Sunday, January 08, 2012


          Today is laundry and cleaning day.

          Each Sunday, I take up a trip up to the Bubbles Laundromat on Kennedy Boulevard, dump my clothing in a washer, go get coffee, bagel, the New York Times, and settle in my car to write a little.

          I finished the page of the fairy tale I’m writing and so took a walk around the neighborhood, catching sight of people standing at the curb smoking cigarettes.

          America was founded on tobacco. But now people have to stand out in the cold to ingest it – just the opposite of what we had to do when we smoked pot. Instead of hiding the bad habit, we have to broadcast it.

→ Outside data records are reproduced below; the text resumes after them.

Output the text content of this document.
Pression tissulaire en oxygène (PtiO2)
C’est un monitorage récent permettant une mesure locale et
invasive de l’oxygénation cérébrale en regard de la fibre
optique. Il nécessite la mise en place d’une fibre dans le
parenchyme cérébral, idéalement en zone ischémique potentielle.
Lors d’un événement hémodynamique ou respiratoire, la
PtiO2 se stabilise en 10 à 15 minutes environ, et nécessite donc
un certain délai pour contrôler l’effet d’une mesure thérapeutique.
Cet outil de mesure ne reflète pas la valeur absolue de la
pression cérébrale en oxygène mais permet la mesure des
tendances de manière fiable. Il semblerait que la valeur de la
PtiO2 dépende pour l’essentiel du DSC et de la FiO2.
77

          This is part of a vast social engineering project to humiliate people into giving up a habit they might not be able to give up otherwise.

          Instead of a vast prohibition, the way the masters of society tried with alcohol a century ago, the new masters have decided to cut us off a little at a time, narrowing where and when we can ingest so that eventually, we will get assigned numbered spots like parking and will be charged a fee for doing what Americans have been free to do since before white men settled on these shores.

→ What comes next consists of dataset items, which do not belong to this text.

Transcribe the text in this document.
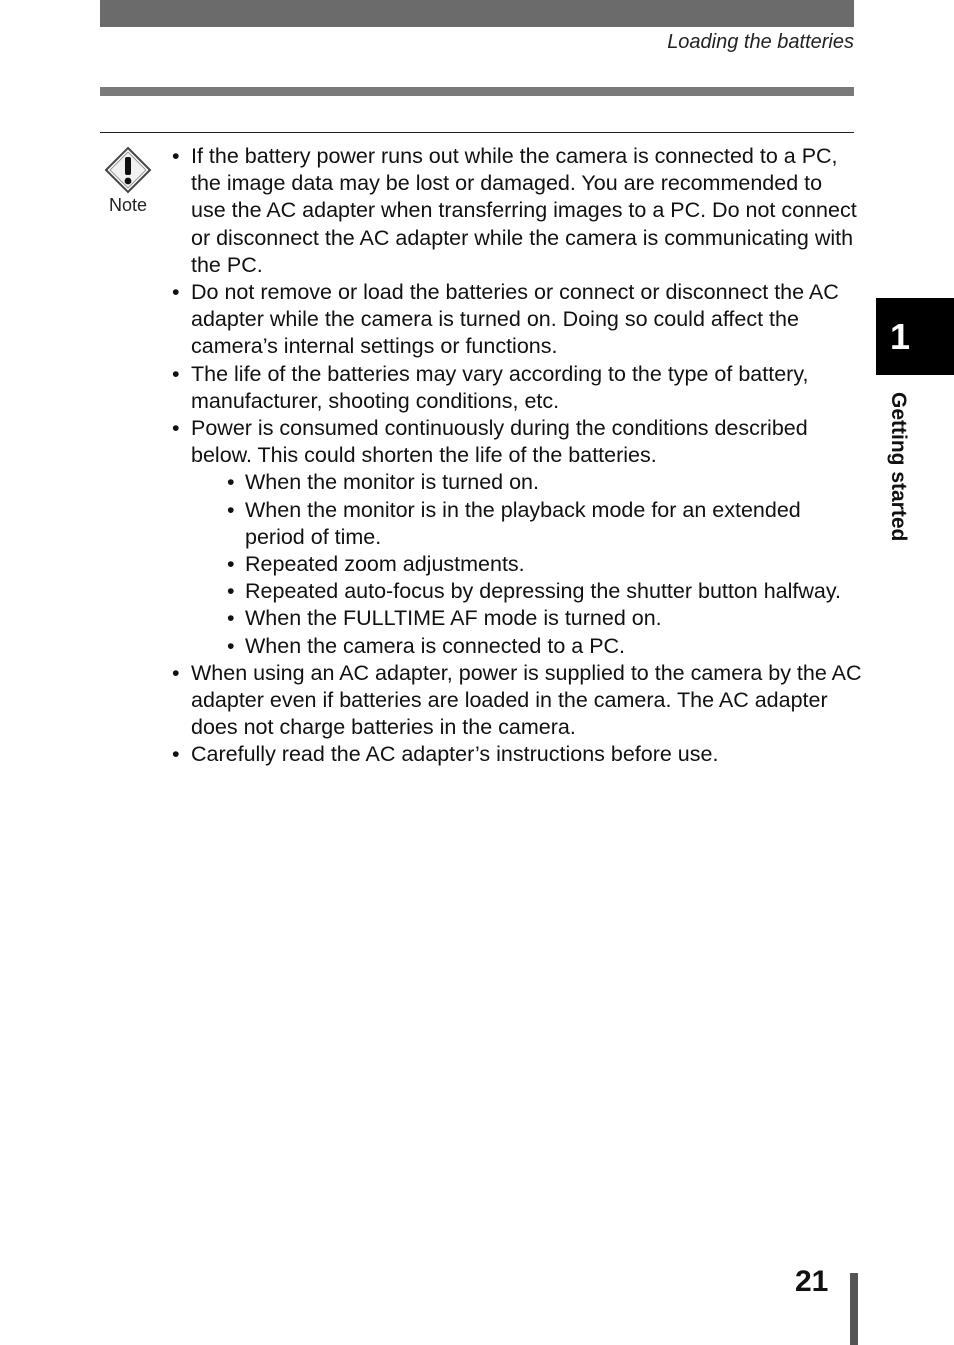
Loading the batteries
Note
• If the battery power runs out while the camera is connected to a PC, the image data may be lost or damaged. You are recommended to use the AC adapter when transferring images to a PC. Do not connect or disconnect the AC adapter while the camera is communicating with the PC.
• Do not remove or load the batteries or connect or disconnect the AC adapter while the camera is turned on. Doing so could affect the camera’s internal settings or functions.
• The life of the batteries may vary according to the type of battery, manufacturer, shooting conditions, etc.
• Power is consumed continuously during the conditions described below. This could shorten the life of the batteries.
• When the monitor is turned on.
• When the monitor is in the playback mode for an extended period of time.
• Repeated zoom adjustments.
• Repeated auto-focus by depressing the shutter button halfway.
• When the FULLTIME AF mode is turned on.
• When the camera is connected to a PC.
• When using an AC adapter, power is supplied to the camera by the AC adapter even if batteries are loaded in the camera. The AC adapter does not charge batteries in the camera.
• Carefully read the AC adapter’s instructions before use.
1
Getting started
21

          Since I haven’t smoked since 1976 – discouraged by the masters raising the price on my drug of choice worse than any pusher I knew from the 1960s, this new social engineering bothers me less than it does the poor fools standing on the curbs of our cities.

          It is the idea that bothers me. The fact that some master in some remote part of our nation can curtail people’s lives, doing it in such dastardly ways as to make it seem acceptable, and doing it in such small doses that we hardly notice the slow eroding of our rights.

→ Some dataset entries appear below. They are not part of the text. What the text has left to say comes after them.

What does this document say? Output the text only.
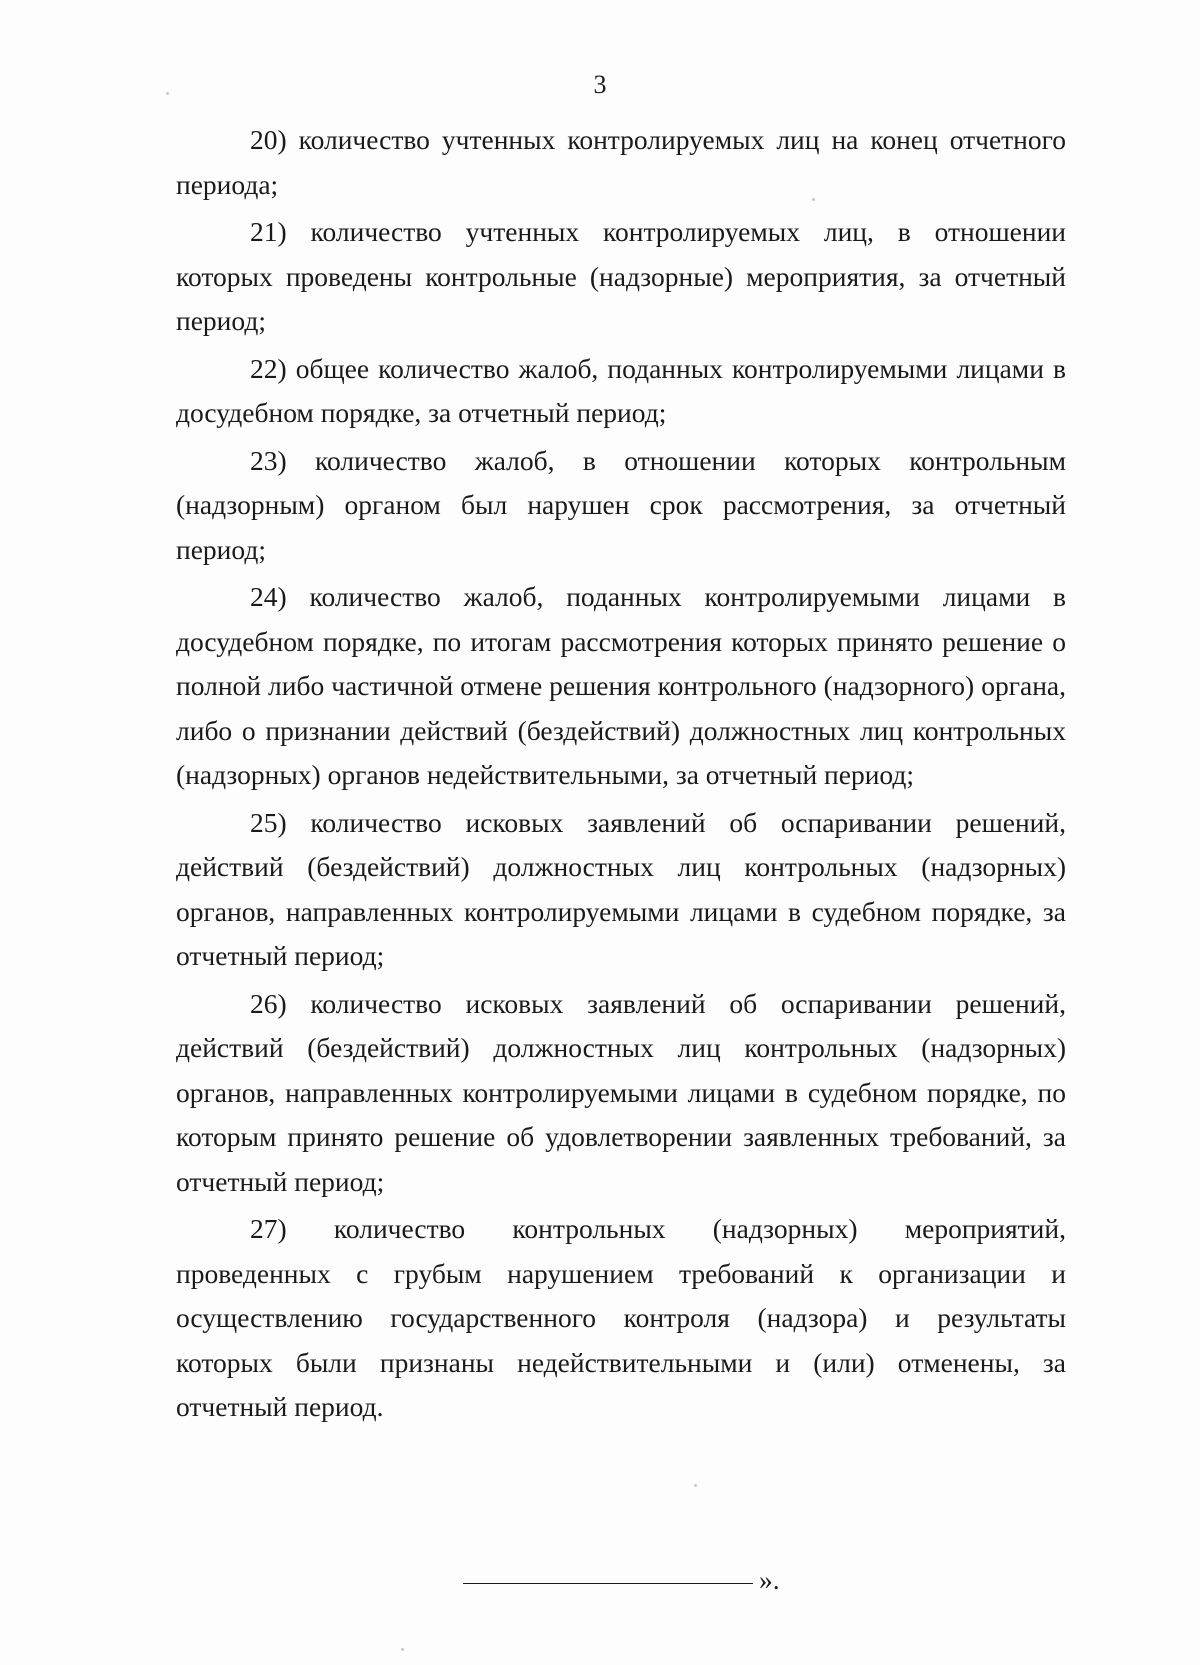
3

20) количество учтенных контролируемых лиц на конец отчетного периода;

21) количество учтенных контролируемых лиц, в отношении которых проведены контрольные (надзорные) мероприятия, за отчетный период;

22) общее количество жалоб, поданных контролируемыми лицами в досудебном порядке, за отчетный период;

23) количество жалоб, в отношении которых контрольным (надзорным) органом был нарушен срок рассмотрения, за отчетный период;

24) количество жалоб, поданных контролируемыми лицами в досудебном порядке, по итогам рассмотрения которых принято решение о полной либо частичной отмене решения контрольного (надзорного) органа, либо о признании действий (бездействий) должностных лиц контрольных (надзорных) органов недействительными, за отчетный период;

25) количество исковых заявлений об оспаривании решений, действий (бездействий) должностных лиц контрольных (надзорных) органов, направленных контролируемыми лицами в судебном порядке, за отчетный период;

26) количество исковых заявлений об оспаривании решений, действий (бездействий) должностных лиц контрольных (надзорных) органов, направленных контролируемыми лицами в судебном порядке, по которым принято решение об удовлетворении заявленных требований, за отчетный период;

27) количество контрольных (надзорных) мероприятий, проведенных с грубым нарушением требований к организации и осуществлению государственного контроля (надзора) и результаты которых были признаны недействительными и (или) отменены, за отчетный период.

».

          In Hoboken, we see a similar social engineering going on with regards to parking, making it so expensive and so odious to do what the state gives us license to do that we give it up entirely, becoming one of those rude people who ride pedestrians down on the sidewalks instead.

          Most recently, President Obama proposed outlawing 100 watt incandescent light bulbs – well, stopping their manufacture anyway, part of that social engineering that slowly erodes our right to choose.

          We need to be more green, and buy those other light bulbs that look like corkscrews – the folly of which is similar to the belief the computer reading pads are some how green and books or not. While the ordinary light bulb might waste energy, the corkscrew light bulb is actually a poison to the environment, suggesting that we’re better off with the 100 watt bulb, provided some genius in Washington doesn’t force us to only light them at the curb while we’re smoking our cigarettes and bemoaning the lack of parking spaces.

          Steve Jobs and his crew did a real mind meld on the rest of us in selling computers to replace books, suggesting somehow the we are serving the environment better if we exploit African slaves to dig out irreplaceable metals to make computers so we can read books, when we could very well plant new trees to make paper for books.

          Social engineers do lie a lot.

          But let’s not get too angry at them. Maybe we can join them out at the curb and we call all smoke a peace pipe together.